La Cina ha detto basta

A prescindere dal considerare la moneta debito in sé o energia monetaria che si può prendere in prestito dal futuro, tutti ormai concordiamo che il debito accumulato ha superato la soglia del non ritorno.

L’aver accoppiato i bilanci pubblici con il sistema finanziario ha semplicemente ritardato la resa dei conti aggravandone la drammaticità nel momento in cui bisognerà onorare (o meglio non onorare) i debiti accumulati.
L’emissione dei nuovi debiti da parte degli stati nel 2009 (fonte Phoenix Project) è complessivamente stata di 5300 Miliardi di Dollari, l’80% dei quali concentrati nei tre paesi di cui più volte abbiamo parlato (USA,UK, Giappone). Non credo che nel 2010 la situazione potrà migliorare.

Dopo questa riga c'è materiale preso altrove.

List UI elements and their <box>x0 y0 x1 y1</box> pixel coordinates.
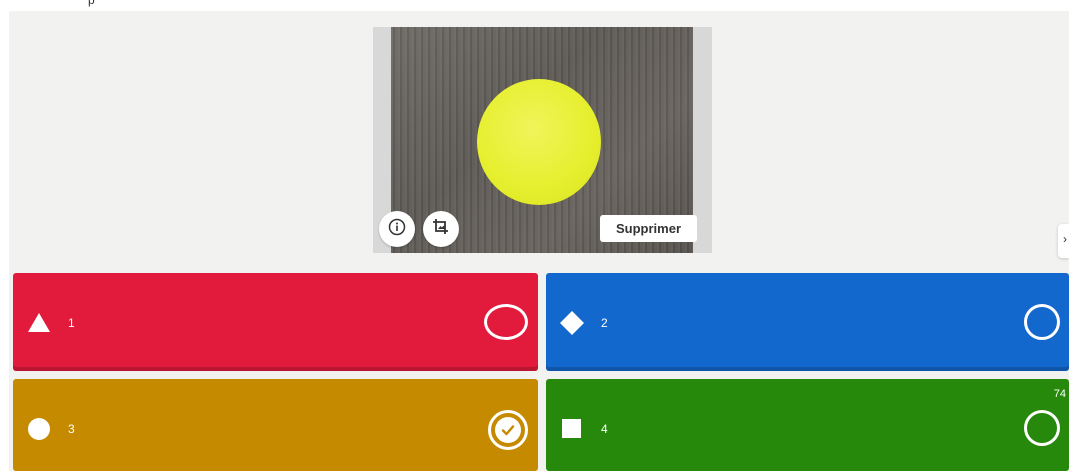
answer-label-1: 1 <box>68 316 75 330</box>
diamond-icon <box>560 311 584 335</box>
side-panel-toggle[interactable]: › <box>1058 224 1069 258</box>
mark-correct-toggle-3[interactable] <box>488 410 528 450</box>
circle-icon <box>27 417 51 441</box>
delete-image-button[interactable]: Supprimer <box>600 215 697 242</box>
image-info-button[interactable] <box>379 211 415 247</box>
crop-icon <box>431 217 451 242</box>
answer-option-1[interactable]: 1 <box>13 273 538 371</box>
character-counter: 74 <box>1053 388 1066 400</box>
answer-option-4[interactable]: 4 74 <box>546 379 1069 471</box>
info-icon <box>388 218 406 241</box>
image-crop-button[interactable] <box>423 211 459 247</box>
answer-option-3[interactable]: 3 <box>13 379 538 471</box>
question-media: Supprimer <box>373 27 712 253</box>
header-partial-text: p <box>88 0 95 7</box>
answer-label-4: 4 <box>601 422 608 436</box>
checkmark-icon <box>495 417 521 443</box>
mark-correct-toggle-4[interactable] <box>1024 410 1060 446</box>
yellow-disc-image-content <box>477 79 601 205</box>
square-icon <box>560 417 584 441</box>
side-panel-chevron-icon: › <box>1063 232 1067 246</box>
answer-option-2[interactable]: 2 <box>546 273 1069 371</box>
triangle-icon <box>27 311 51 335</box>
mark-correct-toggle-2[interactable] <box>1024 304 1060 340</box>
answer-label-3: 3 <box>68 422 75 436</box>
mark-correct-toggle-1[interactable] <box>484 304 528 340</box>
answer-label-2: 2 <box>601 316 608 330</box>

Finora la Cina ha messo una toppa alle falle che progressivamente si sono determinate (basti pensare la recente promessa d’acquisto del debito greco) ma ora si è stancata, soprattutto non vuole più comprare debito USA. Zhu Min, che non è un pinco pallino qualsiasi, ma deputy governor of the People’s Bank of China ha ditto “The United States cannot force foreign governments to increase their holdings of Treasuries…Double the holdings? It is definitely impossible…The US current account deficit is falling as residents’ savings increase, so its trade turnover is falling, which means the US is supplying fewer dollars to the rest of the world…The world does not have so much money to buy more US Treasuries.” In parole povere, d’ora in poi scordatevi che aumentiamo la nostra esposizione nella vostra spazzatura (pardon, titoli di stato).
Tutti sanno, in un simile contesto, che continuare ad assegnare da parte di Moody’s la AAA (massimo rating) per il debito sovrano di USA ed UK ha la medesima credibilità dell’esistenza di Babbo Natale.
Pertanto chi pensa di poter valutare la solvibilità dei paesi più grandi in virtù dell’andameno dei CDS è un illuso. Un anno fa, il 31-12-2008, i CDS (costo annuo per assicurare un debito di 10000 Dollari) relativi ad USA, UK e Giappone erano rispettivamente 67,107 e 44. Oggi i CDS sono divenuti rispettivamente 34,80,66. Insomma, rispetto ad un anno fa, il debito sovrano USA è più sicuro (a prescindere dai 3000 Miliardi di Dollari di nuova emissione)
E’ eufemistico dire che l’andamento dei CDS è edulcorato ed è ormai divenuto indipendente dalla valutazione del rischio reale. Ormai i CDS in qualche modo rappresentano una speranza. In fondo è assolutamente comprensibile..passi per Grecia e Dubai, ma chi mai potrebbe assicurarsi contro il fallimento di USA, UK e Giappone? Un simile atto avrebbe il medesimo significato di puntare sulla propria morte (tra l’altro non avendo alcun erede).